Solved – Finding multiple topics in short texts

machine learningtext mining

I am building a natural language understanding component for a dialog system. The input is a natural language sentence (usually a short one), and the output should be a set of zero or more classes from a pre-specified set. For example:

input: "I offer a salary of 20000 per month for work as a programmer with a company car"
output: ["OFFER(Salary=20000)", "OFFER(Job=programmer)", "OFFER(Car=yes)"]

I collected some examples from real dialogs, in order to train a classifier. My current approach is:

  • Features: I take the words of each sentence as features (I also tried word bi-grams and letter n-grams but the performance was worse).
  • Training: I train a separate binary classifier for each class. As positive examples, I take all sentences that have this class, and as negative examples, I take all sentences that don't have this class.
  • Running: I run each of the binary classifiers on the new sample, and return the set of classes that correspond to the classifiers that answered 'yes'.

This approach lead to too many false positives. Since my dataset contains many sentences with many classes (about 6 classes per sentence), the classifier gets confused between words that belong to different classes.
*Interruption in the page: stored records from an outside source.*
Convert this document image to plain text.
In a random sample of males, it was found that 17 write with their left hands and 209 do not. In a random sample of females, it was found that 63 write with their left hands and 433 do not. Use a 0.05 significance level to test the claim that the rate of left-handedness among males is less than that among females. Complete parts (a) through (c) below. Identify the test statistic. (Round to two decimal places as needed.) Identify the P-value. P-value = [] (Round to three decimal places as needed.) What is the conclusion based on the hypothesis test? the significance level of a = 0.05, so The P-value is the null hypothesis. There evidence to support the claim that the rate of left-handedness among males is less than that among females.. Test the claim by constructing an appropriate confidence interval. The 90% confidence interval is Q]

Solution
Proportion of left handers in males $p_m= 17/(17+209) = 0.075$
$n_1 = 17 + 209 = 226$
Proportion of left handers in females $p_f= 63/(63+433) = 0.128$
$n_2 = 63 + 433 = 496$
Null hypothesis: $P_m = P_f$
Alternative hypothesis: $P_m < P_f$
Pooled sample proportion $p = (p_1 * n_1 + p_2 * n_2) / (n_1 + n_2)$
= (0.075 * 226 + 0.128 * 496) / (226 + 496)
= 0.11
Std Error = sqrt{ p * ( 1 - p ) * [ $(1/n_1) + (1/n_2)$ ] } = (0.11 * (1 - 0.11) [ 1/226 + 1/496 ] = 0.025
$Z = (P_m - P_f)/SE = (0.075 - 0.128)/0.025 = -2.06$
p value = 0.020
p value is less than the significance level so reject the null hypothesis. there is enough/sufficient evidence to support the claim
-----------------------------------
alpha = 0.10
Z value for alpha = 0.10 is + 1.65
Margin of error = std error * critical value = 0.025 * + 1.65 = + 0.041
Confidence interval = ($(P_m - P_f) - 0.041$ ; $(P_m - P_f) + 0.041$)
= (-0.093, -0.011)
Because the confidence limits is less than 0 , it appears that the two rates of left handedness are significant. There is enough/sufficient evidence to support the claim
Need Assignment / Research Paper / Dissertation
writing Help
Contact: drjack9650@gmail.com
For example, it takes the words "work as a programmer" as positive signal to the class "OFFER(Salary=20000)", because they appeared together in many training samples.

So, I edited my training data and separated each sample sentence to several sub-sentences, such that each sub-sentence matches just one class:

input: "I offer a salary of 20000 per month"
output: ["OFFER(Salary=20000)"]
input: "for work as a programmer"
output: ["OFFER(Job=programmer)"]
input: "with a company car"
output: ["OFFER(Car=yes)"]

The new approach lead to too many false negatives: since every sentence is a negative example of all classes except its own class, the classifier takes the words "a salary of 20000" as negative signal to the class "OFFER(Job=programmer)". Therefore, for compound sentences such as "I offer a salary of 20000 per month for work as a programmer with a company car", the classifier finds a single class and misses all other classes.

I also created a mixed dataset – half of the one-class samples and half of the multi-class samples (the other half I used for testing), and got much better result. However, this approach seems like a hack, and I would like to know if there is a more professional approach.

Any suggestions for solution will be welcome…

NOTE: I use the winnow classification algorithm, which currently has the best score (I also tried Naive Bayes, SVM, neural network and perceptron).

Some numbers:

  • Performance of classifier trained on multi-class sentences and tested on single-class sentences: Precision=69% Recall=97% F1=81%
  • Performance of classifier trained on single-class sentences and tested on multi-class sentences: Precision=99% Recall=32% F1=48%
  • Performance of classifier trained on a mixed dataset (1/2 single-class and 1/2 multi-class), and tested on the other half: Precision=88% Recall=89% F1=89%

Best Answer

The approach of training the classifier on single-class "sentences" (actually, not necessarily sentences, but phrases) is promising, but where it breaks down is you are training the classifier on a different type of data than what you're using it on.

You need a pre-processing step that breaks the sentences down into phrases, and use that same phrase-level data for both training and actual classification. Then, in your reporting step, you could aggregate all of the positive phrase-level results to the level of the input sentence (each sentence is a list of phrases with some positive identification of classes, and so you would simply combine all of the phrase-level positive results).

This approach isn't perfect either - it will often fail properly account for contextual information like negation and pronouns. But, it's the next logical step if you're building it from the ground up.